Moody's Investors Service lowered its earnings forecast for the medical device industry for the next 12 to 18 months in response to the global COVID-19 pandemic, in a research note on Thursday.
Analysts predicted earnings growth will be flat in the near term, reflecting their belief that an anticipated recovery in 2021 will fail to fully offset the deferrals of elective procedures this year.
That industry-wide picture masks considerable company-to-company variation among medtechs. The analysts expect Johnson & Johnson, Zimmer Biomet and other large companies that rely on elective procedures to suffer the most, while companies in more stable segments such as Abbott will fare better.
The rapid, global cessation of elective procedures to focus healthcare resources on the pandemic is set to hit many medtech companies hard in the second quarter. As the Moody’s analysts note, large medtechs have high fixed costs tied to infrastructure such as manufacturing plants. Those fixed costs will make it difficult for companies to reduce spending as fast as revenues are falling.
Moody’s expects the sales of the large, mostly investment grade medtechs it covers to fall by around 10% this year. Given the fixed costs such companies have, the analysts predict earnings will fall faster still, dropping as much as 30%.
However, the slump is expected to be temporary. Treatment of chronic diseases addressed by medical devices cannot be deferred indefinitely. With key markets such as the U.S. taking steps to resume elective procedures, Moody’s expects revenue and earnings trends to return to 2019 levels next year. Even so, Moody’s predicts earnings for the next 12 to 18 months will be flat, down from 2% to 4% growth under its previous prediction.
The prediction is subject to “many significant uncertainties” that could render the forecast inaccurate. On balance, the analysts think the nature of these uncertainties means their prediction is more likely to be too optimistic than too pessimistic.
"A 'second wave' could negatively pressure revenue and EBITDA beyond our current expectations, while uncertainty around the pandemic could keep patients from returning to their healthcare providers and undergoing procedures," the analysts wrote. "A slower than expected recovery could lead to business destruction and structurally high unemployment, which could affect the ability of consumers and payers to fund healthcare expenditures."
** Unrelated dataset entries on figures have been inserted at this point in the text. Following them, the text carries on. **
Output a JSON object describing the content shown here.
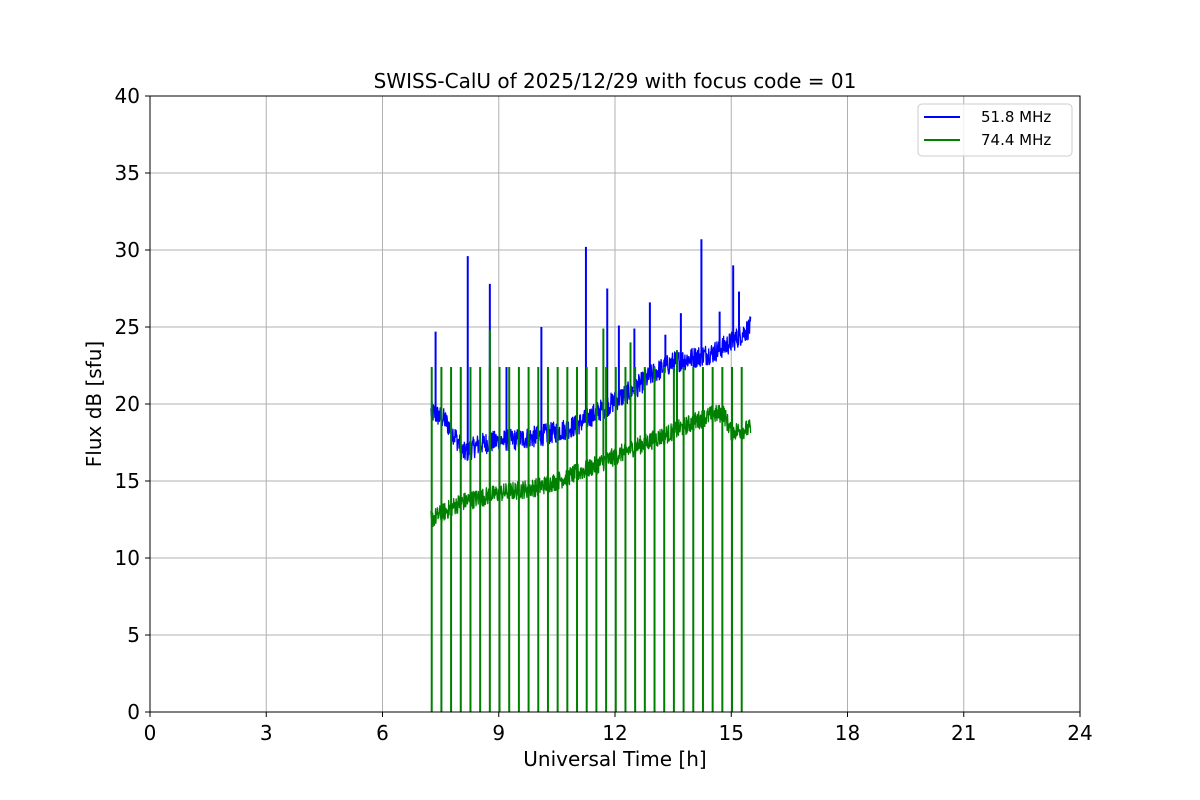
{
  "chart_data": {
    "type": "line",
    "title": "SWISS-CalU of 2025/12/29 with focus code = 01",
    "xlabel": "Universal Time [h]",
    "ylabel": "Flux dB [sfu]",
    "xlim": [
      0,
      24
    ],
    "ylim": [
      0,
      40
    ],
    "xticks": [
      0,
      3,
      6,
      9,
      12,
      15,
      18,
      21,
      24
    ],
    "yticks": [
      0,
      5,
      10,
      15,
      20,
      25,
      30,
      35,
      40
    ],
    "grid": true,
    "legend_position": "top-right",
    "series": [
      {
        "name": "51.8 MHz",
        "color": "#0000ff",
        "noise": 0.7,
        "baseline": [
          [
            7.25,
            19.5
          ],
          [
            7.6,
            19.0
          ],
          [
            7.9,
            17.8
          ],
          [
            8.1,
            16.8
          ],
          [
            8.5,
            17.4
          ],
          [
            9.0,
            17.6
          ],
          [
            9.5,
            17.7
          ],
          [
            10.0,
            17.9
          ],
          [
            10.5,
            18.2
          ],
          [
            11.0,
            18.6
          ],
          [
            11.5,
            19.4
          ],
          [
            12.0,
            20.2
          ],
          [
            12.5,
            21.0
          ],
          [
            13.0,
            22.0
          ],
          [
            13.5,
            22.7
          ],
          [
            14.0,
            23.0
          ],
          [
            14.5,
            23.3
          ],
          [
            15.0,
            24.0
          ],
          [
            15.5,
            25.0
          ]
        ],
        "spikes": [
          [
            7.37,
            24.7
          ],
          [
            8.2,
            29.6
          ],
          [
            8.77,
            27.8
          ],
          [
            9.2,
            22.4
          ],
          [
            10.1,
            25.0
          ],
          [
            11.25,
            30.2
          ],
          [
            11.8,
            27.5
          ],
          [
            12.1,
            25.1
          ],
          [
            12.5,
            24.9
          ],
          [
            12.9,
            26.6
          ],
          [
            13.3,
            24.5
          ],
          [
            13.7,
            25.9
          ],
          [
            14.23,
            30.7
          ],
          [
            14.7,
            26.0
          ],
          [
            15.05,
            29.0
          ],
          [
            15.2,
            27.3
          ]
        ]
      },
      {
        "name": "74.4 MHz",
        "color": "#008000",
        "noise": 0.6,
        "baseline": [
          [
            7.25,
            12.5
          ],
          [
            7.6,
            13.0
          ],
          [
            8.0,
            13.6
          ],
          [
            8.5,
            13.9
          ],
          [
            9.0,
            14.2
          ],
          [
            9.5,
            14.4
          ],
          [
            10.0,
            14.6
          ],
          [
            10.5,
            15.0
          ],
          [
            11.0,
            15.5
          ],
          [
            11.5,
            16.0
          ],
          [
            12.0,
            16.6
          ],
          [
            12.5,
            17.2
          ],
          [
            13.0,
            17.7
          ],
          [
            13.5,
            18.2
          ],
          [
            14.0,
            18.8
          ],
          [
            14.5,
            19.3
          ],
          [
            14.8,
            19.4
          ],
          [
            15.0,
            18.2
          ],
          [
            15.5,
            18.4
          ]
        ],
        "dropouts": [
          7.27,
          7.52,
          7.77,
          8.02,
          8.27,
          8.52,
          8.77,
          9.02,
          9.27,
          9.52,
          9.77,
          10.02,
          10.27,
          10.52,
          10.77,
          11.02,
          11.27,
          11.52,
          11.77,
          12.02,
          12.27,
          12.52,
          12.77,
          13.02,
          13.27,
          13.52,
          13.77,
          14.02,
          14.27,
          14.52,
          14.77,
          15.02,
          15.27
        ],
        "spike_top": 22.4,
        "spikes": [
          [
            8.77,
            24.8
          ],
          [
            11.7,
            24.9
          ],
          [
            12.4,
            24.0
          ],
          [
            13.6,
            23.5
          ]
        ]
      }
    ]
  }
}
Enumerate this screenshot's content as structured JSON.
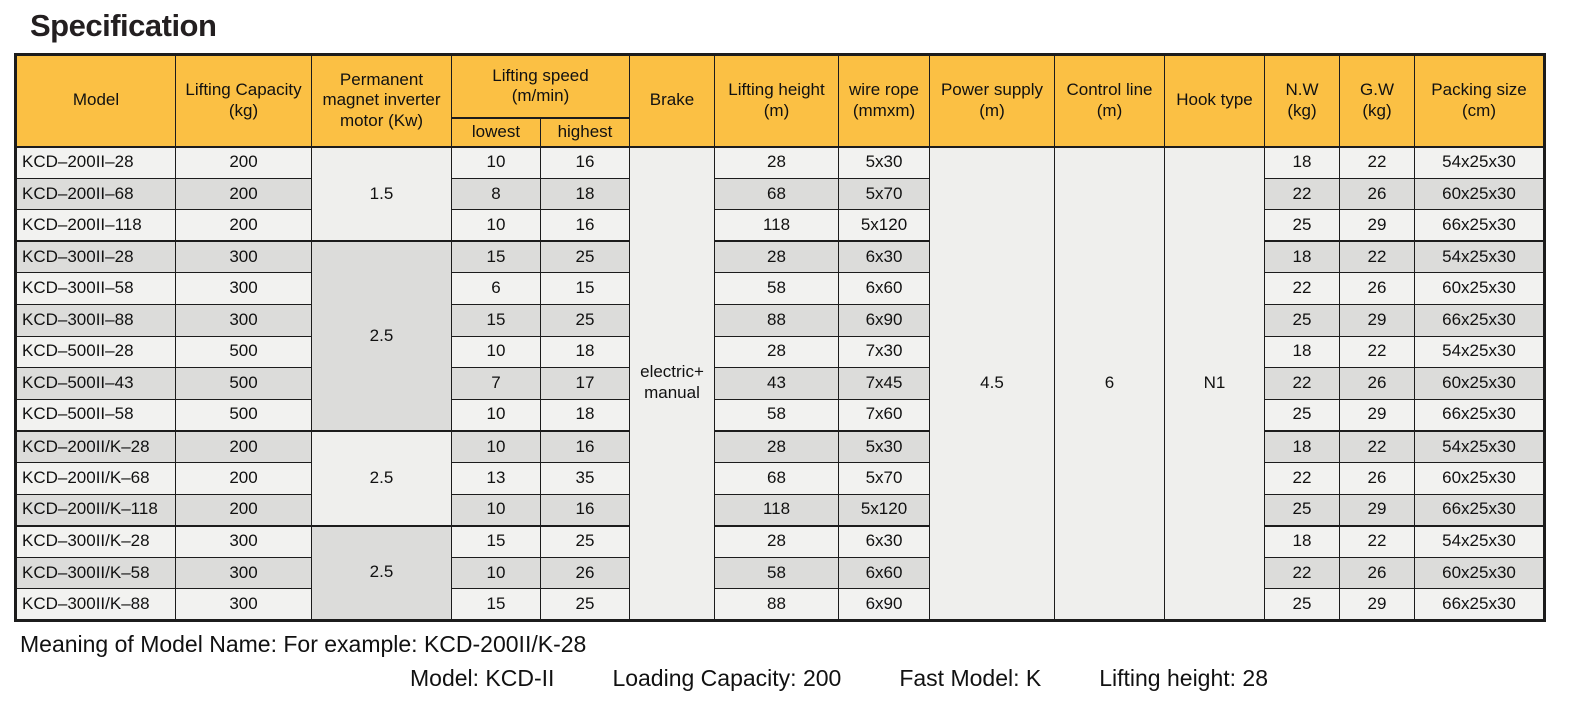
{
  "page": {
    "title": "Specification"
  },
  "colors": {
    "header_bg": "#fbc044",
    "row_light": "#f2f2f0",
    "row_dark": "#dcdcda",
    "merged_bg": "#efefed",
    "border": "#1c1c1c",
    "title": "#231f20"
  },
  "table": {
    "headers": {
      "model": "Model",
      "capacity": "Lifting Capacity\n(kg)",
      "motor": "Permanent\nmagnet inverter\nmotor (Kw)",
      "speed": "Lifting speed\n(m/min)",
      "speed_low": "lowest",
      "speed_high": "highest",
      "brake": "Brake",
      "height": "Lifting height\n(m)",
      "rope": "wire rope\n(mmxm)",
      "power": "Power supply\n(m)",
      "control": "Control line\n(m)",
      "hook": "Hook type",
      "nw": "N.W\n(kg)",
      "gw": "G.W\n(kg)",
      "packing": "Packing size\n(cm)"
    },
    "merged": {
      "brake": "electric+\nmanual",
      "power_supply": "4.5",
      "control_line": "6",
      "hook_type": "N1"
    },
    "motor_groups": [
      {
        "span": 3,
        "value": "1.5",
        "shade": "light"
      },
      {
        "span": 6,
        "value": "2.5",
        "shade": "dark"
      },
      {
        "span": 3,
        "value": "2.5",
        "shade": "light"
      },
      {
        "span": 3,
        "value": "2.5",
        "shade": "dark"
      }
    ],
    "rows": [
      {
        "model": "KCD–200II–28",
        "capacity": "200",
        "lowest": "10",
        "highest": "16",
        "height": "28",
        "rope": "5x30",
        "nw": "18",
        "gw": "22",
        "packing": "54x25x30"
      },
      {
        "model": "KCD–200II–68",
        "capacity": "200",
        "lowest": "8",
        "highest": "18",
        "height": "68",
        "rope": "5x70",
        "nw": "22",
        "gw": "26",
        "packing": "60x25x30"
      },
      {
        "model": "KCD–200II–118",
        "capacity": "200",
        "lowest": "10",
        "highest": "16",
        "height": "118",
        "rope": "5x120",
        "nw": "25",
        "gw": "29",
        "packing": "66x25x30"
      },
      {
        "model": "KCD–300II–28",
        "capacity": "300",
        "lowest": "15",
        "highest": "25",
        "height": "28",
        "rope": "6x30",
        "nw": "18",
        "gw": "22",
        "packing": "54x25x30"
      },
      {
        "model": "KCD–300II–58",
        "capacity": "300",
        "lowest": "6",
        "highest": "15",
        "height": "58",
        "rope": "6x60",
        "nw": "22",
        "gw": "26",
        "packing": "60x25x30"
      },
      {
        "model": "KCD–300II–88",
        "capacity": "300",
        "lowest": "15",
        "highest": "25",
        "height": "88",
        "rope": "6x90",
        "nw": "25",
        "gw": "29",
        "packing": "66x25x30"
      },
      {
        "model": "KCD–500II–28",
        "capacity": "500",
        "lowest": "10",
        "highest": "18",
        "height": "28",
        "rope": "7x30",
        "nw": "18",
        "gw": "22",
        "packing": "54x25x30"
      },
      {
        "model": "KCD–500II–43",
        "capacity": "500",
        "lowest": "7",
        "highest": "17",
        "height": "43",
        "rope": "7x45",
        "nw": "22",
        "gw": "26",
        "packing": "60x25x30"
      },
      {
        "model": "KCD–500II–58",
        "capacity": "500",
        "lowest": "10",
        "highest": "18",
        "height": "58",
        "rope": "7x60",
        "nw": "25",
        "gw": "29",
        "packing": "66x25x30"
      },
      {
        "model": "KCD–200II/K–28",
        "capacity": "200",
        "lowest": "10",
        "highest": "16",
        "height": "28",
        "rope": "5x30",
        "nw": "18",
        "gw": "22",
        "packing": "54x25x30"
      },
      {
        "model": "KCD–200II/K–68",
        "capacity": "200",
        "lowest": "13",
        "highest": "35",
        "height": "68",
        "rope": "5x70",
        "nw": "22",
        "gw": "26",
        "packing": "60x25x30"
      },
      {
        "model": "KCD–200II/K–118",
        "capacity": "200",
        "lowest": "10",
        "highest": "16",
        "height": "118",
        "rope": "5x120",
        "nw": "25",
        "gw": "29",
        "packing": "66x25x30"
      },
      {
        "model": "KCD–300II/K–28",
        "capacity": "300",
        "lowest": "15",
        "highest": "25",
        "height": "28",
        "rope": "6x30",
        "nw": "18",
        "gw": "22",
        "packing": "54x25x30"
      },
      {
        "model": "KCD–300II/K–58",
        "capacity": "300",
        "lowest": "10",
        "highest": "26",
        "height": "58",
        "rope": "6x60",
        "nw": "22",
        "gw": "26",
        "packing": "60x25x30"
      },
      {
        "model": "KCD–300II/K–88",
        "capacity": "300",
        "lowest": "15",
        "highest": "25",
        "height": "88",
        "rope": "6x90",
        "nw": "25",
        "gw": "29",
        "packing": "66x25x30"
      }
    ]
  },
  "footer": {
    "line1": "Meaning of Model Name: For example: KCD-200II/K-28",
    "items": [
      "Model: KCD-II",
      "Loading Capacity: 200",
      "Fast Model: K",
      "Lifting height: 28"
    ]
  }
}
Some medtechs are better equipped to cope with prolonged disruption than others. As became evident in the most recent set of financial results, companies that provide medical devices used in procedures that can easily be deferred, such as orthopaedics, are suffering more than their peers that service acute care settings.
The Moody’s analysts predict J&J’s device unit, Zimmer and Hologic will suffer sales slumps of 15% or more in 2020. In contrast, the analysts tip companies such as Abbott and Becton Dickinson to only experience contractions of 5%, at most, reflecting segments less likely to be negatively affected by the pandemic. Some medtechs, such as those that make ventilators, may experience sales growth, but the analysts think they will face prolonged post-pandemic declines.
Aside from that lasting headwind, the analysts remain positive for the long-term prospects for the medtech industry, arguing favorable demographic trends and product innovation could enable the industry to quickly bounce back toward their earlier forecast of mid-single-digit earnings growth.
Correction: A previous version of this story incorrectly characterized the most recent outlook for the medical devices sector from Moody's. Rather, the firm lowered its earnings forecast for the sector.